Still, several raised concerns about the precedent set by the deal, noting there are many other American-made products China would be interested in purchasing that could be detrimental to U.S. interests.
“Are we now going to see the Commerce Department shaking down high-tech exporters generally for a 15 percent cut? Are we going to see the State Department, which regulates exports of defense weaponry, start shaking down defense exporters for a 15 percent cut?” Harrell asked.
“I have to assume that there would be some lines, maybe it is F-35s. Would he sell nuclear weapons? You have to think there are some lines that Trump wouldn’t cross. But this is blowing past a bunch of past precedent, and I think suggests that whatever lines he does have that he would not be willing to cross are very, very different from the lines any previous president would have had.”
Rep. Jake Auchincloss (D-Mass.) noted that Trump has also sought to bypass a law passed by Congress and signed by former President Biden that would block the popular app TikTok unless the China-based ByteDance sells the company.
Born out of fears that Chinese law could require the app to hand over data on Americans, Trump has punted enforcement, signing three separate extensions.
“So now the US government is financially motivated to sell AI to China?” Auchincloss wrote on the social platform X. “Makes me shudder to think what a TikTok deal might look like.”
Tobin, however, said China is likely to set their sights on securing more advanced chips than the H20, including the Blackwell, which is still under development. Trump suggested Monday that he would consider making a deal on a reduced-capacity version of the Blackwell.
Trump’s dealmaking, Tobin said, will suggest to the Chinese that such things are now open to negotiation, a dynamic she warns the government is also using with Nvidia.

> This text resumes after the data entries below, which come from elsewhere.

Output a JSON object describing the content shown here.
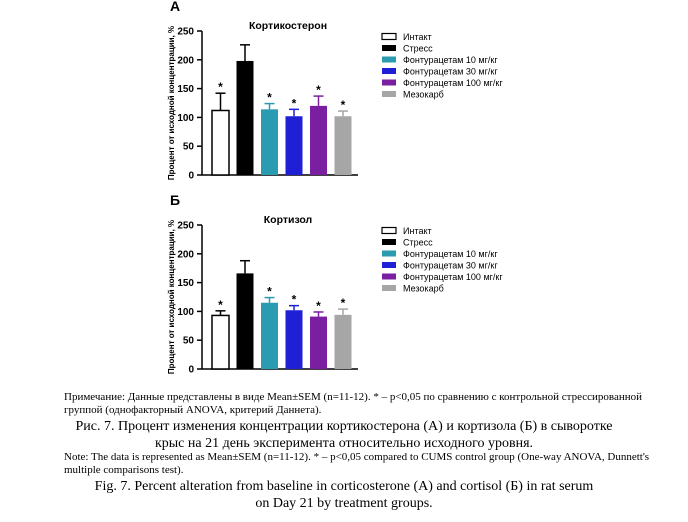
{
  "chart_data": [
    {
      "type": "bar",
      "panel_letter": "А",
      "title": "Кортикостерон",
      "ylabel": "Процент от исходной концентрации, %",
      "ylim": [
        0,
        250
      ],
      "yticks": [
        "0",
        "50",
        "100",
        "150",
        "200",
        "250"
      ],
      "legend_position": "right",
      "categories": [
        "Интакт",
        "Стресс",
        "Фонтурацетам 10 мг/кг",
        "Фонтурацетам 30 мг/кг",
        "Фонтурацетам 100 мг/кг",
        "Мезокарб"
      ],
      "values": [
        112,
        198,
        114,
        102,
        120,
        102
      ],
      "errors": [
        30,
        28,
        10,
        12,
        17,
        9
      ],
      "significant": [
        true,
        false,
        true,
        true,
        true,
        true
      ],
      "significance_mark": "*",
      "colors": [
        "#ffffff",
        "#000000",
        "#2a9bb0",
        "#1f1fd6",
        "#7a1fa0",
        "#a6a6a6"
      ]
    },
    {
      "type": "bar",
      "panel_letter": "Б",
      "title": "Кортизол",
      "ylabel": "Процент от исходной концентрации, %",
      "ylim": [
        0,
        250
      ],
      "yticks": [
        "0",
        "50",
        "100",
        "150",
        "200",
        "250"
      ],
      "legend_position": "right",
      "categories": [
        "Интакт",
        "Стресс",
        "Фонтурацетам 10 мг/кг",
        "Фонтурацетам 30 мг/кг",
        "Фонтурацетам 100 мг/кг",
        "Мезокарб"
      ],
      "values": [
        93,
        166,
        115,
        102,
        91,
        94
      ],
      "errors": [
        8,
        22,
        9,
        8,
        8,
        10
      ],
      "significant": [
        true,
        false,
        true,
        true,
        true,
        true
      ],
      "significance_mark": "*",
      "colors": [
        "#ffffff",
        "#000000",
        "#2a9bb0",
        "#1f1fd6",
        "#7a1fa0",
        "#a6a6a6"
      ]
    }
  ],
  "captions": {
    "note_ru": "Примечание: Данные представлены в виде Mean±SEM (n=11-12). * – p<0,05 по сравнению с контрольной стрессированной группой (однофакторный ANOVA, критерий Даннета).",
    "title_ru_line1": "Рис. 7. Процент изменения концентрации кортикостерона (А) и кортизола (Б) в сыворотке",
    "title_ru_line2": "крыс на 21 день эксперимента относительно исходного уровня.",
    "note_en": "Note: The data is represented as Mean±SEM (n=11-12). * – p<0,05 compared to CUMS control group (One-way ANOVA, Dunnett's multiple comparisons test).",
    "title_en_line1": "Fig. 7. Percent alteration from baseline in corticosterone (A) and cortisol (Б) in rat serum",
    "title_en_line2": "on Day 21 by treatment groups."
  }
}
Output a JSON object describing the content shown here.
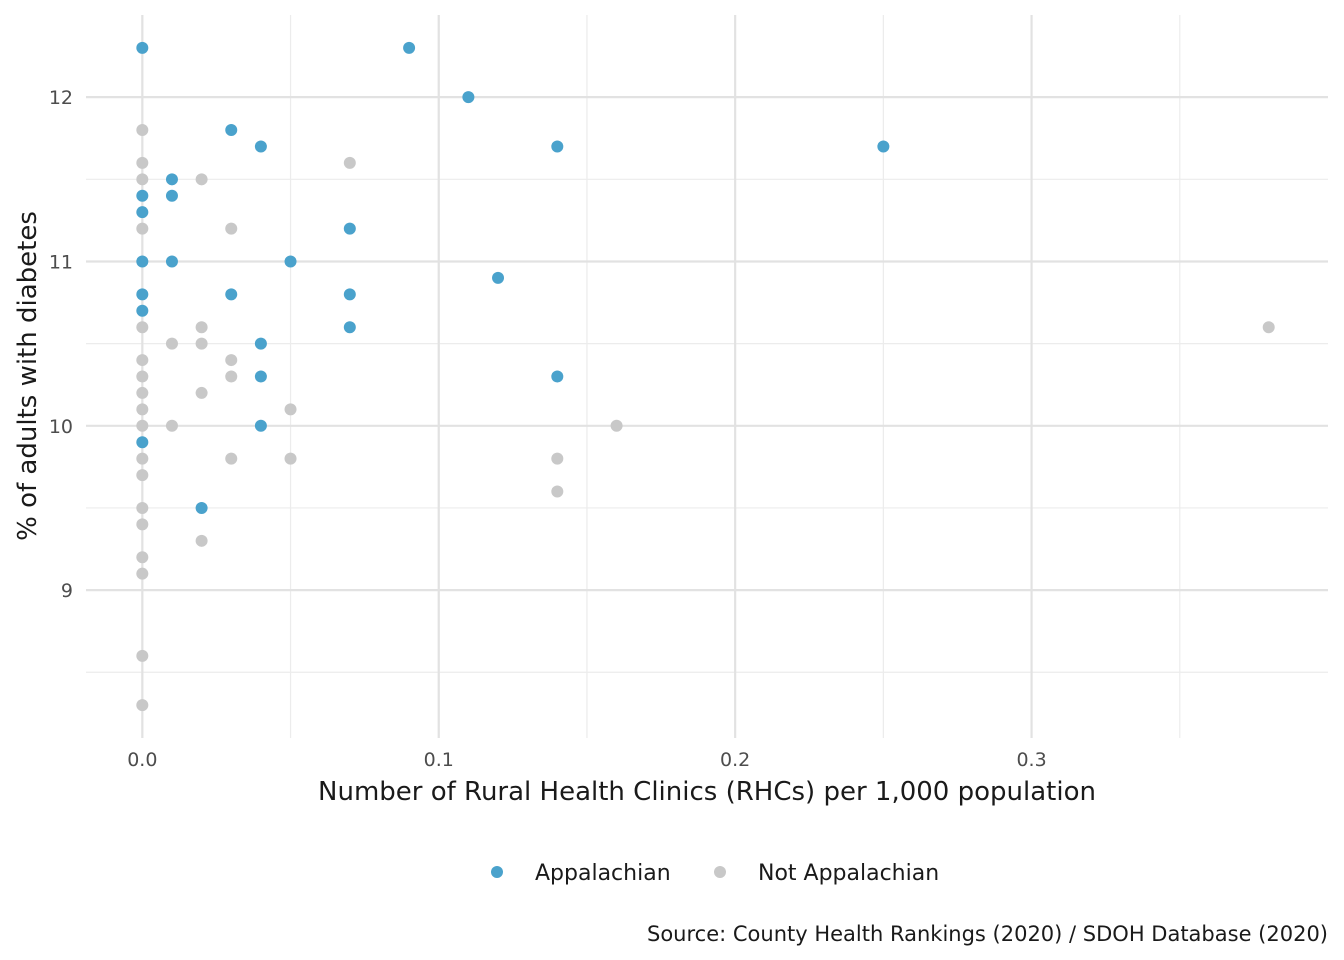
{
  "chart_data": {
    "type": "scatter",
    "title": "",
    "xlabel": "Number of Rural Health Clinics (RHCs) per 1,000 population",
    "ylabel": "% of adults with diabetes",
    "caption": "Source: County Health Rankings (2020) / SDOH Database (2020)",
    "xlim": [
      -0.019,
      0.4
    ],
    "ylim": [
      8.1,
      12.5
    ],
    "x_ticks": [
      0.0,
      0.1,
      0.2,
      0.3
    ],
    "x_tick_labels": [
      "0.0",
      "0.1",
      "0.2",
      "0.3"
    ],
    "y_ticks": [
      9,
      10,
      11,
      12
    ],
    "y_tick_labels": [
      "9",
      "10",
      "11",
      "12"
    ],
    "grid": true,
    "legend_position": "bottom",
    "series": [
      {
        "name": "Appalachian",
        "color": "#4aa2cc",
        "points": [
          [
            0,
            12.3
          ],
          [
            0,
            11.4
          ],
          [
            0,
            11.3
          ],
          [
            0,
            11.0
          ],
          [
            0,
            10.8
          ],
          [
            0,
            10.7
          ],
          [
            0,
            9.9
          ],
          [
            0.01,
            11.5
          ],
          [
            0.01,
            11.4
          ],
          [
            0.01,
            11.0
          ],
          [
            0.02,
            9.5
          ],
          [
            0.03,
            11.8
          ],
          [
            0.03,
            10.8
          ],
          [
            0.04,
            11.7
          ],
          [
            0.04,
            10.5
          ],
          [
            0.04,
            10.3
          ],
          [
            0.04,
            10.0
          ],
          [
            0.05,
            11.0
          ],
          [
            0.07,
            11.2
          ],
          [
            0.07,
            10.8
          ],
          [
            0.07,
            10.6
          ],
          [
            0.09,
            12.3
          ],
          [
            0.11,
            12.0
          ],
          [
            0.12,
            10.9
          ],
          [
            0.14,
            11.7
          ],
          [
            0.14,
            10.3
          ],
          [
            0.25,
            11.7
          ]
        ]
      },
      {
        "name": "Not Appalachian",
        "color": "#c8c8c8",
        "points": [
          [
            0,
            11.8
          ],
          [
            0,
            11.6
          ],
          [
            0,
            11.5
          ],
          [
            0,
            11.2
          ],
          [
            0,
            10.6
          ],
          [
            0,
            10.4
          ],
          [
            0,
            10.3
          ],
          [
            0,
            10.2
          ],
          [
            0,
            10.1
          ],
          [
            0,
            10.0
          ],
          [
            0,
            9.8
          ],
          [
            0,
            9.7
          ],
          [
            0,
            9.5
          ],
          [
            0,
            9.4
          ],
          [
            0,
            9.2
          ],
          [
            0,
            9.1
          ],
          [
            0,
            8.6
          ],
          [
            0,
            8.3
          ],
          [
            0.01,
            10.5
          ],
          [
            0.01,
            10.0
          ],
          [
            0.02,
            11.5
          ],
          [
            0.02,
            10.6
          ],
          [
            0.02,
            10.5
          ],
          [
            0.02,
            10.2
          ],
          [
            0.02,
            9.3
          ],
          [
            0.03,
            11.2
          ],
          [
            0.03,
            10.4
          ],
          [
            0.03,
            10.3
          ],
          [
            0.03,
            9.8
          ],
          [
            0.05,
            10.1
          ],
          [
            0.05,
            9.8
          ],
          [
            0.07,
            11.6
          ],
          [
            0.14,
            9.8
          ],
          [
            0.14,
            9.6
          ],
          [
            0.16,
            10.0
          ],
          [
            0.38,
            10.6
          ]
        ]
      }
    ]
  }
}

China’s warning not to immediately order Nvidia’s chips serves a twofold purpose, she said, one that allows them to exert some control over the company while opening the door to demanding information about the chips that could aid in their replication.
“They know there are technical means that could potentially be weaponized,” she said, adding that while China has “rational” security concerns, the move is also “a pretext for squeezing out more from Nvidia” by a country that has previously required companies to share their intellectual property.

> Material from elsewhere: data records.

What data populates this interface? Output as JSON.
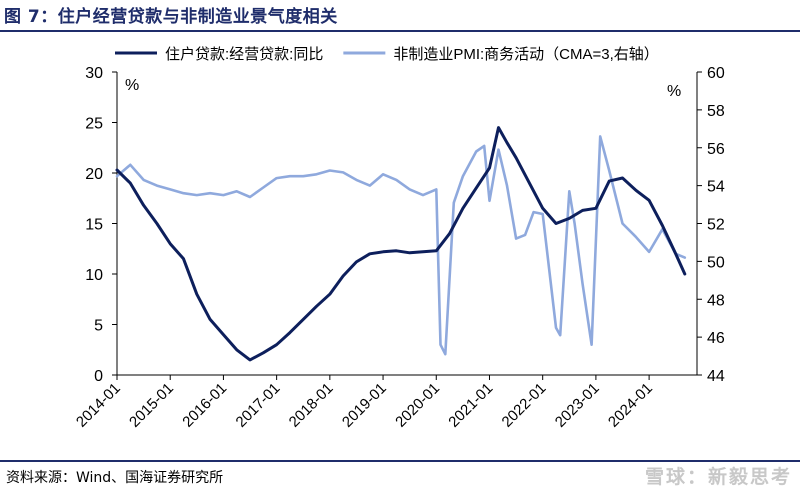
{
  "header": {
    "title": "图 7：住户经营贷款与非制造业景气度相关"
  },
  "footer": {
    "source": "资料来源：Wind、国海证券研究所",
    "watermark": "雪球：新毅思考"
  },
  "chart_data": {
    "type": "line",
    "title": "",
    "xlabel": "",
    "left_unit": "%",
    "right_unit": "%",
    "ylim_left": [
      0,
      30
    ],
    "ylim_right": [
      44,
      60
    ],
    "yticks_left": [
      0,
      5,
      10,
      15,
      20,
      25,
      30
    ],
    "yticks_right": [
      44,
      46,
      48,
      50,
      52,
      54,
      56,
      58,
      60
    ],
    "xticks": [
      "2014-01",
      "2015-01",
      "2016-01",
      "2017-01",
      "2018-01",
      "2019-01",
      "2020-01",
      "2021-01",
      "2022-01",
      "2023-01",
      "2024-01"
    ],
    "grid": false,
    "legend_position": "top",
    "series": [
      {
        "name": "住户贷款:经营贷款:同比",
        "axis": "left",
        "color": "#0d1f5c",
        "x": [
          2014.0,
          2014.25,
          2014.5,
          2014.75,
          2015.0,
          2015.25,
          2015.5,
          2015.75,
          2016.0,
          2016.25,
          2016.5,
          2016.75,
          2017.0,
          2017.25,
          2017.5,
          2017.75,
          2018.0,
          2018.25,
          2018.5,
          2018.75,
          2019.0,
          2019.25,
          2019.5,
          2019.75,
          2020.0,
          2020.25,
          2020.5,
          2020.75,
          2021.0,
          2021.17,
          2021.33,
          2021.5,
          2021.75,
          2022.0,
          2022.25,
          2022.5,
          2022.75,
          2023.0,
          2023.25,
          2023.5,
          2023.75,
          2024.0,
          2024.25,
          2024.5,
          2024.67
        ],
        "values": [
          20.3,
          19.0,
          16.8,
          15.0,
          13.0,
          11.5,
          8.0,
          5.5,
          4.0,
          2.5,
          1.5,
          2.2,
          3.0,
          4.2,
          5.5,
          6.8,
          8.0,
          9.8,
          11.2,
          12.0,
          12.2,
          12.3,
          12.1,
          12.2,
          12.3,
          14.0,
          16.5,
          18.5,
          20.5,
          24.5,
          23.0,
          21.5,
          19.0,
          16.5,
          15.0,
          15.5,
          16.3,
          16.5,
          19.2,
          19.5,
          18.3,
          17.3,
          14.8,
          12.0,
          10.0
        ]
      },
      {
        "name": "非制造业PMI:商务活动（CMA=3,右轴）",
        "axis": "right",
        "color": "#8fa9dd",
        "x": [
          2014.0,
          2014.25,
          2014.5,
          2014.75,
          2015.0,
          2015.25,
          2015.5,
          2015.75,
          2016.0,
          2016.25,
          2016.5,
          2016.75,
          2017.0,
          2017.25,
          2017.5,
          2017.75,
          2018.0,
          2018.25,
          2018.5,
          2018.75,
          2019.0,
          2019.25,
          2019.5,
          2019.75,
          2020.0,
          2020.08,
          2020.17,
          2020.33,
          2020.5,
          2020.75,
          2020.9,
          2021.0,
          2021.17,
          2021.33,
          2021.5,
          2021.67,
          2021.83,
          2022.0,
          2022.25,
          2022.33,
          2022.5,
          2022.6,
          2022.75,
          2022.92,
          2023.08,
          2023.25,
          2023.5,
          2023.75,
          2024.0,
          2024.25,
          2024.5,
          2024.67
        ],
        "values": [
          54.5,
          55.1,
          54.3,
          54.0,
          53.8,
          53.6,
          53.5,
          53.6,
          53.5,
          53.7,
          53.4,
          53.9,
          54.4,
          54.5,
          54.5,
          54.6,
          54.8,
          54.7,
          54.3,
          54.0,
          54.6,
          54.3,
          53.8,
          53.5,
          53.8,
          45.6,
          45.1,
          53.1,
          54.5,
          55.8,
          56.1,
          53.2,
          55.9,
          54.0,
          51.2,
          51.4,
          52.6,
          52.5,
          46.5,
          46.1,
          53.7,
          52.0,
          48.8,
          45.6,
          56.6,
          54.8,
          52.0,
          51.3,
          50.5,
          51.7,
          50.4,
          50.2
        ]
      }
    ]
  }
}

“The Chinese government has already been calling Nvidia in to explain whether its chips are secure, and that’s a way to put Nvidia on notice and say, ‘Hey, you better be behaving the way we want you to, or else we’re going to make it very painful for you to stay in the China market.’”

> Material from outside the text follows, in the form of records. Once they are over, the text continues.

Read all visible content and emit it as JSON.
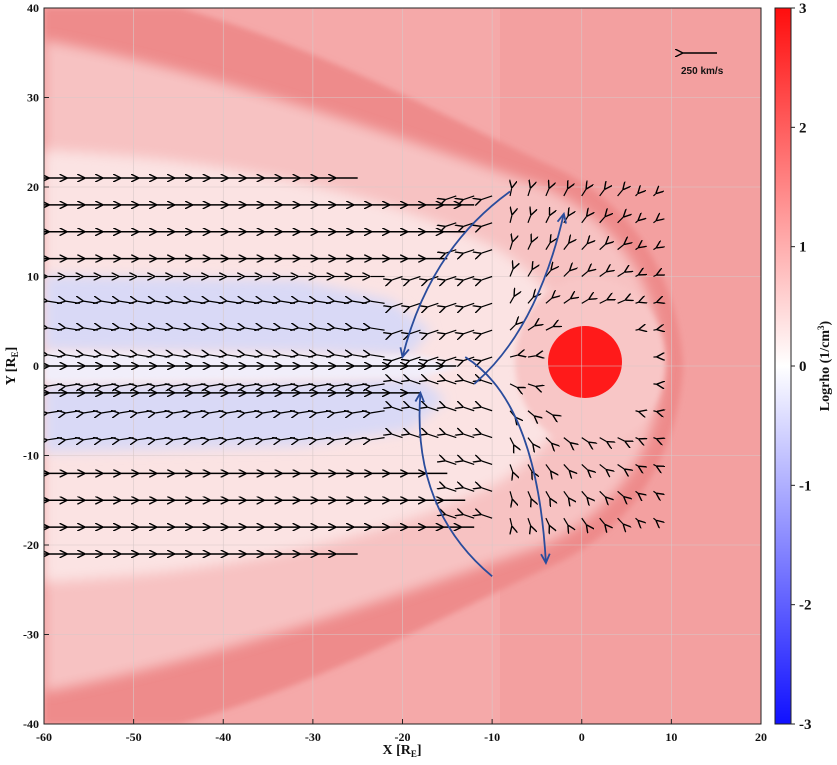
{
  "chart_data": {
    "type": "heatmap",
    "subtype": "density map with velocity vectors",
    "xlabel": "X [R",
    "xlabel_sub": "E",
    "xlabel_end": "]",
    "ylabel": "Y [R",
    "ylabel_sub": "E",
    "ylabel_end": "]",
    "xlim": [
      -60,
      20
    ],
    "ylim": [
      -40,
      40
    ],
    "xticks": [
      -60,
      -50,
      -40,
      -30,
      -20,
      -10,
      0,
      10,
      20
    ],
    "yticks": [
      -40,
      -30,
      -20,
      -10,
      0,
      10,
      20,
      30,
      40
    ],
    "grid": true,
    "colorbar": {
      "label": "Logrho (1/cm",
      "label_sup": "3",
      "label_end": ")",
      "min": -3,
      "max": 3,
      "ticks": [
        -3,
        -2,
        -1,
        0,
        1,
        2,
        3
      ],
      "colormap": "blue-white-red"
    },
    "colors": {
      "solar_wind_bg": "#f4a1a1",
      "magnetosheath": "#f8c8c8",
      "bow_shock": "#ec7f7f",
      "tail_lobe": "#dcdcf7",
      "inner_magnetosphere": "#fad2d2",
      "earth_core": "#ff1a1a",
      "flow_curves": "#2a4c9c",
      "arrows": "#000000"
    },
    "reference_vector": {
      "label": "250 km/s",
      "speed_kms": 250
    },
    "tail_flow_rows": [
      {
        "y": 21,
        "x_start": -25,
        "x_end": -60
      },
      {
        "y": 18,
        "x_start": -12,
        "x_end": -60
      },
      {
        "y": 15,
        "x_start": -13,
        "x_end": -60
      },
      {
        "y": 12,
        "x_start": -15,
        "x_end": -60
      },
      {
        "y": 0,
        "x_start": -14,
        "x_end": -60
      },
      {
        "y": -3,
        "x_start": -18,
        "x_end": -60
      },
      {
        "y": -12,
        "x_start": -15,
        "x_end": -60
      },
      {
        "y": -15,
        "x_start": -13,
        "x_end": -60
      },
      {
        "y": -18,
        "x_start": -12,
        "x_end": -60
      },
      {
        "y": -21,
        "x_start": -25,
        "x_end": -60
      }
    ],
    "flow_curves": [
      {
        "name": "",
        "points": [
          [
            -8,
            19.5
          ],
          [
            -17,
            13
          ],
          [
            -20,
            1
          ]
        ]
      },
      {
        "name": "",
        "points": [
          [
            -12,
            -2
          ],
          [
            -5,
            4
          ],
          [
            -2,
            17
          ]
        ]
      },
      {
        "name": "",
        "points": [
          [
            -13,
            1
          ],
          [
            -5,
            -4
          ],
          [
            -4,
            -22
          ]
        ]
      },
      {
        "name": "",
        "points": [
          [
            -10,
            -23.5
          ],
          [
            -19,
            -16
          ],
          [
            -18,
            -3
          ]
        ]
      }
    ],
    "annotations": [
      "250 km/s"
    ]
  }
}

Nvidia has previously said it would not send “any [graphics processing unit] designs to China to be modified to comply with export controls.”
“Our products are extraordinarily complex and take tens of thousands of engineering years to create, and by the time an NVIDIA product is available in the market, we are already far along in our design of the next one,” a spokesperson said Tuesday.
Any Chinese advances may mean the deal may only be of short-term value to Nvidia, Tobin argued, but it’s one she said the government should shield against.
“The role of government is to put the guardrails on so that private interests don’t control our national security,” Tobin said.